ジューンオレンジ: 坂路で好時計も「本調子には今一息」。気ムラな面が出ている可能性。
シングザットソング: 順調な乗り込み。ドゥラメンテ産駒でマイル適性は高く、芝に戻って期待。
ソーダズリング: 「動き今ひと息」。実力馬だが、叩き台の可能性も。
ダンツエラン: 「デキ安定」も、重賞で勝ち切るにはもうワンパンチ欲しい。
ドゥアイズ: 「追われて案外」との厳しい評価。調教の動きからは推しづらい。
ホウオウラスカーズ: 「軽快な動き目立つ」。7歳でも衰えなく、展開が向けば意地を見せる可能性も。
ランフォーヴァウ: 「この一追いで良化」との評。前走からの巻き返しに注目。
展開シミュレーションと位置取りの攻防
想定されるペースメーカー
絶対的な逃げ馬は不在。フィールシンパシー、スリールミニョン、エリーズダイヤなどがハナを主張する可能性。 牽制し合えば「ミドル〜ややスロー」ペースが公算大。 スローペースなら前残りの傾向が強まるが、騎手の心理戦が展開を左右する。
有力馬のポジショニング戦略
- ボンドガール: 中団で折り合い、3〜4コーナーから外を回って進出。仕掛けのタイミングが鍵。
- チェルビアット: 好位〜中団のインで脚を溜める得意の形に持ち込みたい。馬群を捌けるかがポイント。

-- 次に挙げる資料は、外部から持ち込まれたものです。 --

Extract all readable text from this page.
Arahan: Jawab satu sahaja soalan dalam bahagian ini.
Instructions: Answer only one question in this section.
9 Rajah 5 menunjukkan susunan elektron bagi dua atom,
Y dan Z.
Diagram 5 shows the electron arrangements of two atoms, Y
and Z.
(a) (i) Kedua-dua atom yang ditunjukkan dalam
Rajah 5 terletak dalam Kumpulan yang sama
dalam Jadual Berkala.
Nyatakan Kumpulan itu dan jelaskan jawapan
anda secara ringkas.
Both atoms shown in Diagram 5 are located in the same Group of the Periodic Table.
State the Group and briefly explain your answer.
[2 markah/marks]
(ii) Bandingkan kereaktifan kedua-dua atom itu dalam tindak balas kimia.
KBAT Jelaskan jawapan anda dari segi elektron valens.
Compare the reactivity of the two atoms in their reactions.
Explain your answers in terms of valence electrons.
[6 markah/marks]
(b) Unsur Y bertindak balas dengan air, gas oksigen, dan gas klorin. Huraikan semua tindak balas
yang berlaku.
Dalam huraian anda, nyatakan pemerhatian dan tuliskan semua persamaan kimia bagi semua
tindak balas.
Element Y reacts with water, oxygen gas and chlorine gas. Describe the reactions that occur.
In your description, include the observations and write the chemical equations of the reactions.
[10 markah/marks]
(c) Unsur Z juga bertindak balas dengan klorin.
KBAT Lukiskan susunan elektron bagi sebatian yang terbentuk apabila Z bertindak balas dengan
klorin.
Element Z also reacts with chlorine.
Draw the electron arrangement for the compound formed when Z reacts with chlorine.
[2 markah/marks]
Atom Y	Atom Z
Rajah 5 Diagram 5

- ドロップオブライト: 先行集団の直後、ロスなく運べる好位のポケットを狙う。
勝負の分かれ目
3〜4コーナー。下り坂を利用して加速するこの区間で、外に振られずにスムーズに加速できるかが勝敗を分ける。 外枠の差し馬は距離ロスのリスク、内枠の先行馬は前が壁になるリスクを抱える。機動力のある馬が早めに動いてレースを動かすシーンも想定される。
結論・推奨馬と最終的な馬券戦略
◎
ドロップオブライト
一週前追い切りの動きが圧巻。6歳にしてキャリアハイの状態の可能性。得意のマイル戦に戻り、先行して粘り込む脚質は中山マイルに最適。実力と状態の良さから本命。
○
ボンドガール
実績・能力はメンバー中随一。精神面の成長で本来の力を発揮できれば勝ち負け必至。ただし、差し損ねのリスクと斤量が不安材料。
▲
チェルビアット
3歳馬の成長力とルメール騎手の手腕が魅力。どんな展開にも対応できる自在性があり、血統的にも中山マイルは合っている。
☆
ソルトクィーン
「中山マイルの鬼」シルバーステート産駒という血統背景は無視できない。昇級戦で人気を落とすなら絶好の狙い目。
△
ジョイフルニュース
追い切りの動きが良く、馬体が充実。3歳馬の斤量利を活かせれば上位争いに加わる力は十分。
ターコイズS 2025 攻略のキーワード
- 「6歳馬の完成度」vs「3歳馬の勢い」: 世代間の力関係を見極める。
- 「一週前追い切りのラスト1F」: ドロップオブライトやリラボニートが見せた抜群の切れを見逃さない。
- ボンドガールの精神状態: レースまで維持できるか、当日の気配を注視。
- シルバーステート産駒のコース適性: ソルトクィーンの血統背景を信じる。
冬の中山、荒れる牝馬重賞。データと調教が指し示す「真の実力馬」を見極め、高配当を狙う。